The paper embodies both sides and supports both conclusions, to some
degree.
The paper, as published, is not the text of the paper that X3J13 used
to decide though. The word "Technical" at the start of the paper
identifies the published paper; the original did not have that word,
and contained additional discussion that I think got left out for
publication. So that may be why it's hard to understand how the vote
fell the way it did, I don't recall. I should look this up some time.
(If I get some time today, maybe I'll rummage old papers since this has
come up a number of times.)
But in any case, back to my story, the "conversation" in the original
paper took on structure I did not like. In plain terms, I felt I was
losing the debate, and I felt it wasn't for reasons I considered "fair".
Not that Gabriel was doing anything per se inappropriate, but he kept
using the term "Scheme" as the opponent position. And I didn't want this
to be a debate over Common Lisp vs Scheme. Because it gave the false
perception that the choice was between Common Lisp and Scheme, which was
a weird thing for Common Lisp designers to be debating. There was already
Scheme, and anyone wanting to use Scheme was already free to use it.

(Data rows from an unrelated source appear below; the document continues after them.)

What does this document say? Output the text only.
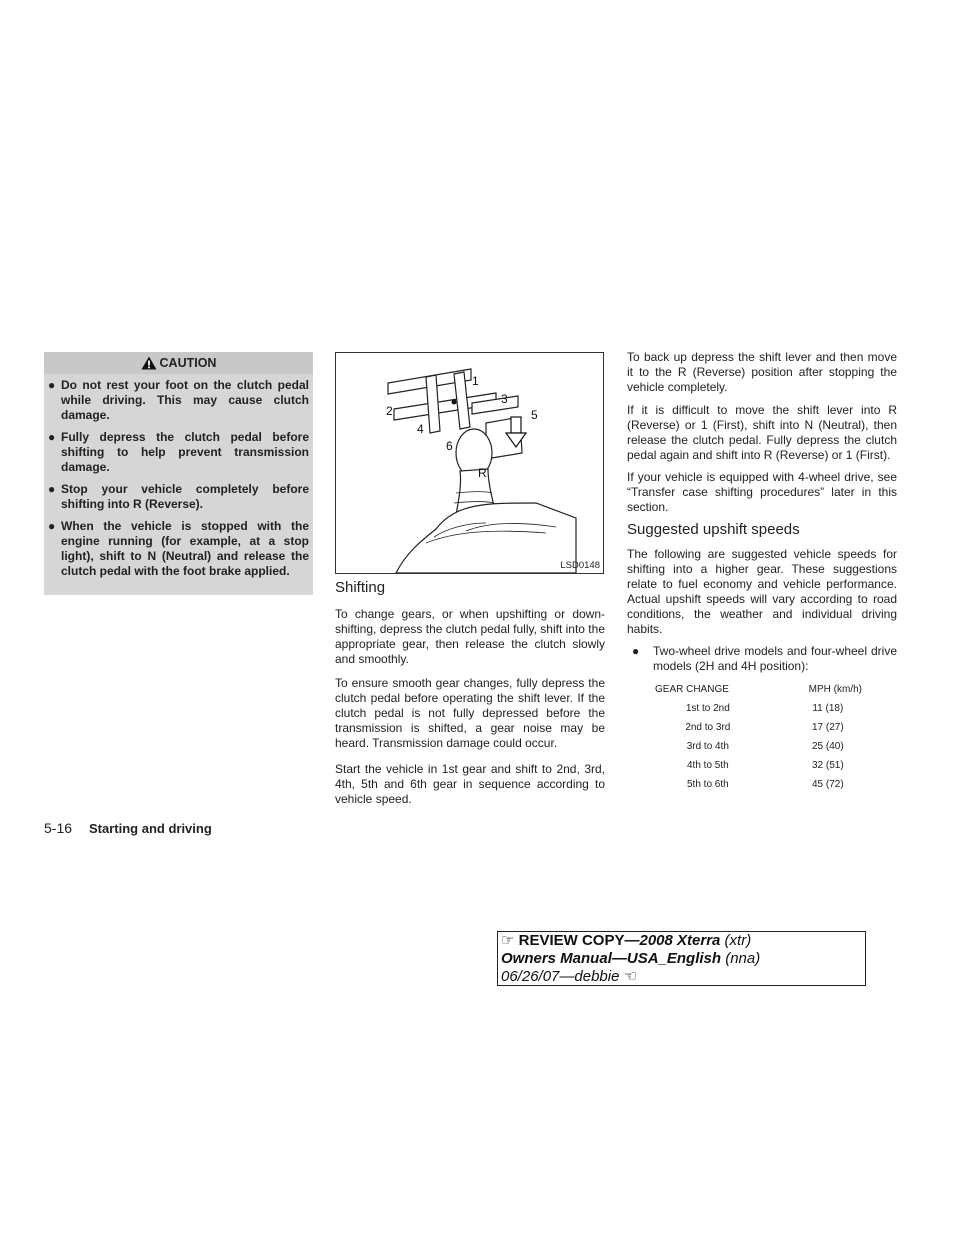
CAUTION
● Do not rest your foot on the clutch pedal while driving. This may cause clutch damage.
● Fully depress the clutch pedal before shifting to help prevent transmission damage.
● Stop your vehicle completely before shifting into R (Reverse).
● When the vehicle is stopped with the engine running (for example, at a stop light), shift to N (Neutral) and release the clutch pedal with the foot brake applied.
1
2
3
4
5
6
R
LSD0148
Shifting
To change gears, or when upshifting or down-shifting, depress the clutch pedal fully, shift into the appropriate gear, then release the clutch slowly and smoothly.
To ensure smooth gear changes, fully depress the clutch pedal before operating the shift lever. If the clutch pedal is not fully depressed before the transmission is shifted, a gear noise may be heard. Transmission damage could occur.
Start the vehicle in 1st gear and shift to 2nd, 3rd, 4th, 5th and 6th gear in sequence according to vehicle speed.
To back up depress the shift lever and then move it to the R (Reverse) position after stopping the vehicle completely.
If it is difficult to move the shift lever into R (Reverse) or 1 (First), shift into N (Neutral), then release the clutch pedal. Fully depress the clutch pedal again and shift into R (Reverse) or 1 (First).
If your vehicle is equipped with 4-wheel drive, see “Transfer case shifting procedures” later in this section.
Suggested upshift speeds
The following are suggested vehicle speeds for shifting into a higher gear. These suggestions relate to fuel economy and vehicle performance. Actual upshift speeds will vary according to road conditions, the weather and individual driving habits.
● Two-wheel drive models and four-wheel drive models (2H and 4H position):
GEAR CHANGE	MPH (km/h)
1st to 2nd	11 (18)
2nd to 3rd	17 (27)
3rd to 4th	25 (40)
4th to 5th	32 (51)
5th to 6th	45 (72)
5-16 Starting and driving
☞ REVIEW COPY—2008 Xterra (xtr)
Owners Manual—USA_English (nna)
06/26/07—debbie ☜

And even if he won the debate, Common Lisp was not going to be Scheme.
So THAT was what was misleading.
(This is the irony I spoke of in your conclusion that these terms
support an in-group analysis. I don't claim you're wrong in having
that impression--you have, as a point of fact, whatever impression you
have. I take you at your word that this is your impression. However,
you are wrong in thinking that's the intended impression or
effect. Just the opposite.)
By choosing the Lisp1/Lisp2 terminology, as illustrated in the paper, I
wanted to say "there is a possible Scheme which has Lisp2 semantics" and
"there is a possible CL that has Lisp1 semantics", exactly to neutralize
the notion of in-group allegiance. I felt that if these words had no
other meaning that precisely what was in discussion, saying "Let's make
CL Lisp2-like" (or "Lisp1-like") instead of "Let's make CL Scheme-like"
(or "CLTL-like") would better allow a fair analysis of the issues.
And I think once this subtle shift of terminology was made, we were
able to have the debate fairly. And the result was that we retained
the status quo, which I suppose could mean you could sum it as that I
had "won" the debate. And I do think it was due to the use of this
term, but NOT because it caused people to think of themselves as
in-group or out-of-group, but rather because it allowed them to
neutrally view the options without extra "warm fuzzy" feelings that I
think people always get with the word Scheme, not all of which were in
play in this discussion.
So if you look at these terms as describing before-the-fact choices,
not after-the-fact reified camps of people, you'll see it differently.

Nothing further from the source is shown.